Jasons Travel Media, which announced the departures of its chief executive and a director in the past two months, is in talks with its banks after breaching lending covenants and forecasting an annual loss.
The Auckland-based company is bracing for a pretax loss in the year ending March 31, which will breach its interest cover and debt to earnings before interest, tax, depreciation and amortisation covenants, and has asked ANZ New Zealand for a waiver, it said in a statement.
As at September 30, Jasons had $2.3 million in borrowings falling due in the following 12 months, and $1.9 million in financial liabilities maturing beyond that timeframe. As a ratio to Jason's total equity, the company's gearing rose to 191 per cent as at September 30 from 108 per cent six months earlier.

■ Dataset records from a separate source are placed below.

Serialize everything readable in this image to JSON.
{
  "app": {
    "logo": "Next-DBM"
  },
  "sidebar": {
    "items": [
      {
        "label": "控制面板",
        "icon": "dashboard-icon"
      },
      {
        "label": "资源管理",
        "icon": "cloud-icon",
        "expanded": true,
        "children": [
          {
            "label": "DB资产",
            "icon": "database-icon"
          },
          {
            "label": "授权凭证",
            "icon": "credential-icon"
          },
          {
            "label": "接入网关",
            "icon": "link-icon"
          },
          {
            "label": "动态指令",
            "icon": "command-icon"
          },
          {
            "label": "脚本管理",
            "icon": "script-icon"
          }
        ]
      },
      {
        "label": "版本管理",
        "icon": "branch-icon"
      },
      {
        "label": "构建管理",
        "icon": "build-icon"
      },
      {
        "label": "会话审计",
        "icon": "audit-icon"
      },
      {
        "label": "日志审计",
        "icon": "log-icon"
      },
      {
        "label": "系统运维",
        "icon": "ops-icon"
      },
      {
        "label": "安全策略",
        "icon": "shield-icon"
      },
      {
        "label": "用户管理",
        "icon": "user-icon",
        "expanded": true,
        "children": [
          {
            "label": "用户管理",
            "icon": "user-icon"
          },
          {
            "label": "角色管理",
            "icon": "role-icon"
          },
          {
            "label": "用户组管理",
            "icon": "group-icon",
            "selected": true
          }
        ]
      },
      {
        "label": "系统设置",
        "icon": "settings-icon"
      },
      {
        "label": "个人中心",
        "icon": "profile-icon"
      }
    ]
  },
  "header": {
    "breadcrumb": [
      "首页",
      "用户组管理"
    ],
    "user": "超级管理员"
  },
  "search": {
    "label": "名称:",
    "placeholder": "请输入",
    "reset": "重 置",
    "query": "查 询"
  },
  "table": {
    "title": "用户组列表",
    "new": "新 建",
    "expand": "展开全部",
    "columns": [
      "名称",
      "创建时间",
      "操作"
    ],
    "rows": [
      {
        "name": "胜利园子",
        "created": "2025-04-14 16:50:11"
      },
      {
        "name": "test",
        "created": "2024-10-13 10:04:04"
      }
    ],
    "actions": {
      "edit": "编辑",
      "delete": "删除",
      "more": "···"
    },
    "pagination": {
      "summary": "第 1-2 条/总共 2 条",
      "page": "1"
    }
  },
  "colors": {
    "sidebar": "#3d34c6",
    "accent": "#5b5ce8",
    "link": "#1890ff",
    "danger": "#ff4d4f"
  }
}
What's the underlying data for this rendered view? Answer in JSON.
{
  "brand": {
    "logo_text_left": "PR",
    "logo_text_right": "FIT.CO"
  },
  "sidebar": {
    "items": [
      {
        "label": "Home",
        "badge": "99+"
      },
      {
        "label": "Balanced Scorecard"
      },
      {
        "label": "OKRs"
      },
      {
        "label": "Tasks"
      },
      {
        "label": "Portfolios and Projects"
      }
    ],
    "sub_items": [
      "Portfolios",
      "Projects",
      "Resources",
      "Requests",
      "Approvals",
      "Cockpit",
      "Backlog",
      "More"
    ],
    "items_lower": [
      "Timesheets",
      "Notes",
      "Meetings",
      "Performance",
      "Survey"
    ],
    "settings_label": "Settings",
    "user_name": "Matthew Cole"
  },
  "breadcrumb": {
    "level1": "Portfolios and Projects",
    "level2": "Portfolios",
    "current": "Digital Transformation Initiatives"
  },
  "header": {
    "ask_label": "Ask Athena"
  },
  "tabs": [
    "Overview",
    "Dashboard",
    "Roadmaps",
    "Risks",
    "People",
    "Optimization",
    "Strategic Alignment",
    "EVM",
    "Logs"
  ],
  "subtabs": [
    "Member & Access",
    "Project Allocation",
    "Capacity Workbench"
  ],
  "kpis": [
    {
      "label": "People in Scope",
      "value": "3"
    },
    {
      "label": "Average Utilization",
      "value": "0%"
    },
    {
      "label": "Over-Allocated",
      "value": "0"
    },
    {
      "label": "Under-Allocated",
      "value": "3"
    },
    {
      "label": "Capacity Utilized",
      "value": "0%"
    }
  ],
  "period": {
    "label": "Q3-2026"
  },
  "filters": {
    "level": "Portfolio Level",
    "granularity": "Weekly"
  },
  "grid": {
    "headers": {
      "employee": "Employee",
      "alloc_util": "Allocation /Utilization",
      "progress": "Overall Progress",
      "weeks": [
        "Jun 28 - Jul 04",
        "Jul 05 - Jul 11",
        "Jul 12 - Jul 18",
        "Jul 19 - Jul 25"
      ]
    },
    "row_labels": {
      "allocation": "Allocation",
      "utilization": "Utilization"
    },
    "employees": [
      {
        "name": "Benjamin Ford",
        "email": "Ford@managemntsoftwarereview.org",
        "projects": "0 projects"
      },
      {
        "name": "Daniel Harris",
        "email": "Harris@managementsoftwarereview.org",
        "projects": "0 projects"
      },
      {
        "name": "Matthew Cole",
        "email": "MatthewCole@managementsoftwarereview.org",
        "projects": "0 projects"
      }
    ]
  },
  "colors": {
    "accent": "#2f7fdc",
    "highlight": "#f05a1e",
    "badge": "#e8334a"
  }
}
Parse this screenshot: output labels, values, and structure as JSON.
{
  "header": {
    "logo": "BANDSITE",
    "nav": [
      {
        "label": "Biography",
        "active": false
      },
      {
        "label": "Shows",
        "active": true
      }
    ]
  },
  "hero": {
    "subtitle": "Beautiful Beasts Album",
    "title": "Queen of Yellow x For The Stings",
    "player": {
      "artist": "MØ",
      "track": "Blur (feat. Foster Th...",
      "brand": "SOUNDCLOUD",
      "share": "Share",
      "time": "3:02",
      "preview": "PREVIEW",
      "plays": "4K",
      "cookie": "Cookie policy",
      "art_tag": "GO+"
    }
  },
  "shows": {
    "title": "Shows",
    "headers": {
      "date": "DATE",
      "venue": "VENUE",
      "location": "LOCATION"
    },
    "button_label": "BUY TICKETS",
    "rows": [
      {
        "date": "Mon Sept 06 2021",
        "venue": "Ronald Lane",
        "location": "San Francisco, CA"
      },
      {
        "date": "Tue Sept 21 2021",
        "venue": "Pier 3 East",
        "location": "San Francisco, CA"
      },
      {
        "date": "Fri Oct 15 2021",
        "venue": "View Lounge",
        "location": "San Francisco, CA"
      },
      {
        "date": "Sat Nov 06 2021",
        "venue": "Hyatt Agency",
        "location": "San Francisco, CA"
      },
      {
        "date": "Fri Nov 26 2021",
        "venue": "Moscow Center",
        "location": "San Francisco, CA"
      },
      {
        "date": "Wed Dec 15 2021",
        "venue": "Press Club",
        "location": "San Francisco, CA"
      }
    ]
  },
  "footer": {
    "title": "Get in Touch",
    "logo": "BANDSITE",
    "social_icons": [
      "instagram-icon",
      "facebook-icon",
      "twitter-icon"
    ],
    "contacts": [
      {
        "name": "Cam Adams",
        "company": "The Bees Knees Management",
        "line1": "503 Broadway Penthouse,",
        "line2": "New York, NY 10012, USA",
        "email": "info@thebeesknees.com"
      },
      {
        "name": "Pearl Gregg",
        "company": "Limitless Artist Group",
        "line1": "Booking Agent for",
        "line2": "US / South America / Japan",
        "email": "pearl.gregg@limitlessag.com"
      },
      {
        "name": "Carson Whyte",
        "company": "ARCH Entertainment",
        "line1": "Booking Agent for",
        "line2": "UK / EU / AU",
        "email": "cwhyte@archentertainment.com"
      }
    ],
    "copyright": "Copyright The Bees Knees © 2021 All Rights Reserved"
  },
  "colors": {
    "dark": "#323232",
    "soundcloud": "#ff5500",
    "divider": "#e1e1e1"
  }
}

"Jasons has tackled its balance sheet with rigour and paid down relatively large amounts of debt during a time of global economic uncertainty while at the same time implementing a number of changes designed to better serve its customers and meet client expectations," chairman John Sandford said. "We're focused on rebuilding the company's position as a profitable, successful company based on our position as a trusted source of travel information."
The company blamed Australian sales that were well behind budget as the main cause for the downturn, and will "significantly" scale back its operations across the Tasman, including job cuts. The New Zealand operation was slightly behind budget, though Jasons will have to account for non-cash adjustments in the period and increased accruals for bad debts on both sides of the Tasman.